NamesList, Code Charts, ISO/IEC 10646

Philippe Verdy verdy_p at wanadoo.fr
Mon May 4 12:32:37 CDT 2015


2015-05-04 18:42 GMT+02:00 Richard Wordingham <
richard.wordingham at ntlworld.com>:

> > No way to pack all the information into the name, and even character
> > properties aren't covering all of them.
>
> Unfortunately, when choosing a character from a character picker, the
> most help one is likely to get is the character name.  The name is
> actually quite useful when the glyph is not as one expects or the
> distinguishing features are not readily visible.
>

Character pickers are applications and not in scope of the standard itself.
It's up to the developers of these applications to provide the necessary
localisations according to the expectations of their users for a particular
language, script, and/or country/region or even dialectal variant.

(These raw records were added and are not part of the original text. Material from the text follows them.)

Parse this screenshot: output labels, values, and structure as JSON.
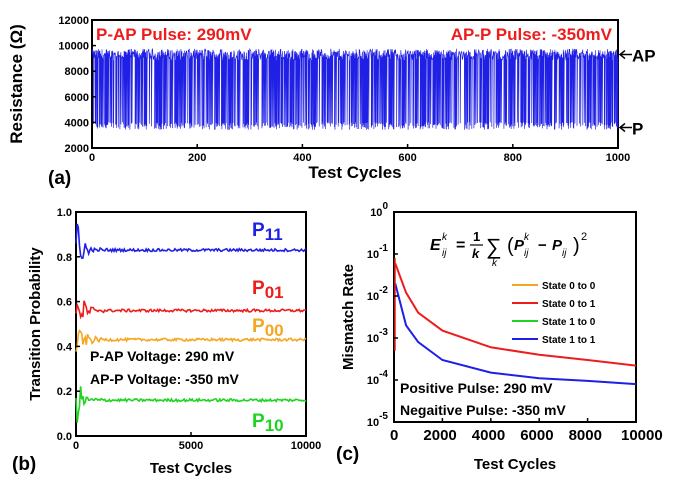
{
  "figure": {
    "colors": {
      "blue": "#1f1fe6",
      "red": "#ee1c1c",
      "orange": "#f5a623",
      "green": "#21d321",
      "black": "#000000"
    }
  },
  "chart_data": [
    {
      "id": "a",
      "type": "line",
      "panel_label": "(a)",
      "xlabel": "Test Cycles",
      "ylabel": "Resistance (Ω)",
      "xlim": [
        0,
        1000
      ],
      "ylim": [
        2000,
        12000
      ],
      "xticks": [
        0,
        200,
        400,
        600,
        800,
        1000
      ],
      "yticks": [
        2000,
        4000,
        6000,
        8000,
        10000,
        12000
      ],
      "annotations": [
        "P-AP Pulse: 290mV",
        "AP-P Pulse: -350mV"
      ],
      "state_labels": [
        {
          "text": "AP",
          "value": 9300
        },
        {
          "text": "P",
          "value": 3600
        }
      ],
      "series": [
        {
          "color": "#1f1fe6",
          "high_level": 9300,
          "low_level": 3600,
          "cycles": 1000
        }
      ]
    },
    {
      "id": "b",
      "type": "line",
      "panel_label": "(b)",
      "xlabel": "Test Cycles",
      "ylabel": "Transition Probability",
      "xlim": [
        0,
        10000
      ],
      "ylim": [
        0,
        1
      ],
      "xticks": [
        0,
        5000,
        10000
      ],
      "yticks": [
        0.0,
        0.2,
        0.4,
        0.6,
        0.8,
        1.0
      ],
      "ytick_labels": [
        "0.0",
        "0.2",
        "0.4",
        "0.6",
        "0.8",
        "1.0"
      ],
      "notes": [
        "P-AP Voltage: 290 mV",
        "AP-P Voltage: -350 mV"
      ],
      "series": [
        {
          "label_main": "P",
          "label_sub": "11",
          "color": "#1f1fe6",
          "final": 0.83
        },
        {
          "label_main": "P",
          "label_sub": "01",
          "color": "#ee1c1c",
          "final": 0.56
        },
        {
          "label_main": "P",
          "label_sub": "00",
          "color": "#f5a623",
          "final": 0.43
        },
        {
          "label_main": "P",
          "label_sub": "10",
          "color": "#21d321",
          "final": 0.16
        }
      ]
    },
    {
      "id": "c",
      "type": "line",
      "panel_label": "(c)",
      "xlabel": "Test Cycles",
      "ylabel": "Mismatch Rate",
      "xlim": [
        0,
        10000
      ],
      "ylim": [
        1e-05,
        1
      ],
      "yscale": "log",
      "xticks": [
        0,
        2000,
        4000,
        6000,
        8000,
        10000
      ],
      "ytick_exponents": [
        -5,
        -4,
        -3,
        -2,
        -1,
        0
      ],
      "formula": {
        "lhs": "E",
        "lhs_sub": "ij",
        "lhs_sup": "k",
        "equals": "=",
        "frac_num": "1",
        "frac_den": "k",
        "sum": "∑",
        "sum_sub": "k",
        "term1": "P",
        "term1_sub": "ij",
        "term1_sup": "k",
        "minus": "−",
        "term2": "P",
        "term2_sub": "ij",
        "power": "2"
      },
      "legend": [
        "State 0 to 0",
        "State 0 to 1",
        "State 1 to 0",
        "State 1 to 1"
      ],
      "legend_colors": [
        "#f5a623",
        "#ee1c1c",
        "#21d321",
        "#1f1fe6"
      ],
      "notes": [
        "Positive Pulse: 290 mV",
        "Negaitive Pulse: -350 mV"
      ],
      "series": [
        {
          "name": "State 0 to 1",
          "color": "#ee1c1c",
          "x": [
            50,
            500,
            1000,
            2000,
            4000,
            6000,
            8000,
            10000
          ],
          "y": [
            0.06,
            0.012,
            0.004,
            0.0015,
            0.0006,
            0.0004,
            0.0003,
            0.00022
          ]
        },
        {
          "name": "State 1 to 1",
          "color": "#1f1fe6",
          "x": [
            50,
            500,
            1000,
            2000,
            4000,
            6000,
            8000,
            10000
          ],
          "y": [
            0.02,
            0.002,
            0.0008,
            0.0003,
            0.00015,
            0.00011,
            9.5e-05,
            8e-05
          ]
        }
      ]
    }
  ]
}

You cannot have a single normative character name (in fact not really a
name, but a technical identifier) that will match all users expectations in
all cultures. So the Unicode and ISO/IEC 10646 have only chosen to use and
publich a single stable identifier throughout the standardization process;
even if it is bad, it will be kept. These names are not designed to be even
suitable for all English users (and just consider how CJK sinograms are
named, they are not suitable for anyone...).

There are open projects (outside Unicode and even outside CLDR itself) to
provide common character names in various locales.